Grumbling, Veneza shuts the door.

Bronca watches ’til she’s inside, then heads home. And as the city welcomes her back within its borders, she prays to any god that will listen, across any dimension, that her friend will be safe.

 

 

CHAPTER SEVEN

 

The Thing in Mrs. Yu’s Pool


The Queen is in Queens, contemplating the stochastic processes of a trinomial tree model, on the strange warm day when everything changes. The Queen—whose real name is Padmini Prakash—doesn’t want to be working on her Computational Analysis project, which is why she happens to be daydreaming about some Lovecraft meta that she read on Tumblr, and looking outside, in the moment of the city’s rebirth. The meta wasn’t so much interesting as funny, science-side Tumblr arguing with fantasy-side over the comical notion that non-Euclidean geometry could somehow be sinister, and concluding that Lovecraft was probably just scared of math. The view through her window isn’t especially interesting, either. Just a westerly view of Queens’ myriad of neighborhoods and churches and billboards, with the very Euclidean spires of Manhattan looming beyond. It’s a bright, sunny June day, all of 11:53 a.m., and the day’s a-wasting as Americans say, so with a heavy sigh, Padmini turns her attention back to her work.

She hates financial engineering, which of course is why she’s getting a master’s degree in it. She would prefer pure mathematics, where one might elegantly apply theories toward the cleaner (or at least decontextualized) goal of understanding processes, thought, and the universe itself. But it’s a lot harder to get a job in math than finance these days, especially with the H-1B lottery getting tighter and the ICE gestapo waiting to swoop in on any pretext, so here she is.

Then something—instinct, maybe—prompts Padmini to look up again. Thus she is staring directly at the Manhattan horizon in the precise moment when a titanic tentacle curls up from the East River and smashes the Williamsburg Bridge.

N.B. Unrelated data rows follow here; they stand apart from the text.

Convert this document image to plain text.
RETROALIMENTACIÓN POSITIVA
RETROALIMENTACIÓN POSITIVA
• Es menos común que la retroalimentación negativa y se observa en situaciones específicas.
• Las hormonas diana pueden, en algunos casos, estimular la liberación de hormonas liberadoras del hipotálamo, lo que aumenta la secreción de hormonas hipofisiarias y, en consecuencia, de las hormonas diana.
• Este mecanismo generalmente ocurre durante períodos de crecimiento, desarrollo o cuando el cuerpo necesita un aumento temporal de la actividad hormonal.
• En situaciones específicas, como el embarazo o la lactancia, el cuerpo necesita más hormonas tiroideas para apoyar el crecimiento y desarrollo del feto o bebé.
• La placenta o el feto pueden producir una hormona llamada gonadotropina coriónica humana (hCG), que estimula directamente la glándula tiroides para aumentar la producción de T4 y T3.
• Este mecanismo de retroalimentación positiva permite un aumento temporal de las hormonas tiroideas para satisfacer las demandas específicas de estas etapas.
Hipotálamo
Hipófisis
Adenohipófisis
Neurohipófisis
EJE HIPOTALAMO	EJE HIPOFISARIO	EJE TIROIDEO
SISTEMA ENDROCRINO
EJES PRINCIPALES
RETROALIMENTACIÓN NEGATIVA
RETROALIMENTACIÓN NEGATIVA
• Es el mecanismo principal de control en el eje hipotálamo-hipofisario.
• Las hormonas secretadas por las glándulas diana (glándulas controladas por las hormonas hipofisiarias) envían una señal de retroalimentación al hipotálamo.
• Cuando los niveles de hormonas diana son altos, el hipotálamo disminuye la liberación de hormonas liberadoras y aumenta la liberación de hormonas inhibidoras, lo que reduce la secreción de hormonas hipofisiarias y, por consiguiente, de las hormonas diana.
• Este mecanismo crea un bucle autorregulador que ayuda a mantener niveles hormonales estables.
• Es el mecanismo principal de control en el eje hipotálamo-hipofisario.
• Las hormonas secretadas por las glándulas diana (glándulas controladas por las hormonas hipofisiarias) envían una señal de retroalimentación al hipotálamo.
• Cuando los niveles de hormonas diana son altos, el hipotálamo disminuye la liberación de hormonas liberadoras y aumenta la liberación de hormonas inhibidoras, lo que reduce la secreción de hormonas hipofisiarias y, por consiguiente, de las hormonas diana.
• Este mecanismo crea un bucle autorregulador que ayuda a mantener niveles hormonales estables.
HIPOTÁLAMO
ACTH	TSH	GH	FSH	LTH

She actually doesn’t know which bridge it is, at first. She can’t remember one from another. Still, the tentacle must be pretty big for her to be able to discern that it’s a tentacle at all. That’s not real, she thinks, with the instant scorn of any true New Yorker. Just two days before, big white film-production trailers took over her entire block. That happens all the bloody time these days, because movie people invariably seem to want multicultural working-class New York as backdrop for their all-white upper-class dramedies—which means Queens, since East New York is still too Black for their tastes and the Bronx has a “reputation.” Given that the tentacle is enormous but translucent, rising above the waterfront condos of Long Island City and flickering like a poorly connected monitor—or cheap special effects—naturally Padmini concludes that it’s some kind of hoax: 2012 called; it wants the Tupac hologram back. And then she giggles, inordinately pleased by her own cleverness. Math Queen’s got jokes.

But the tentacle is awfully heavy-looking as it strikes the bridge. Padmini must concede that they got that detail right in the special effects; heavy masses displace more air than smaller things, and the lag caused by that much friction would make for visibly sluggish momentum. This tentacle is going just a little too fast to be in free fall, but Padmini figures they can tweak it in postproduction. Or maybe they’ll play it off by saying the tentacle is just phenomenally strong? That wouldn’t ruin the audience’s suspension of disbelief.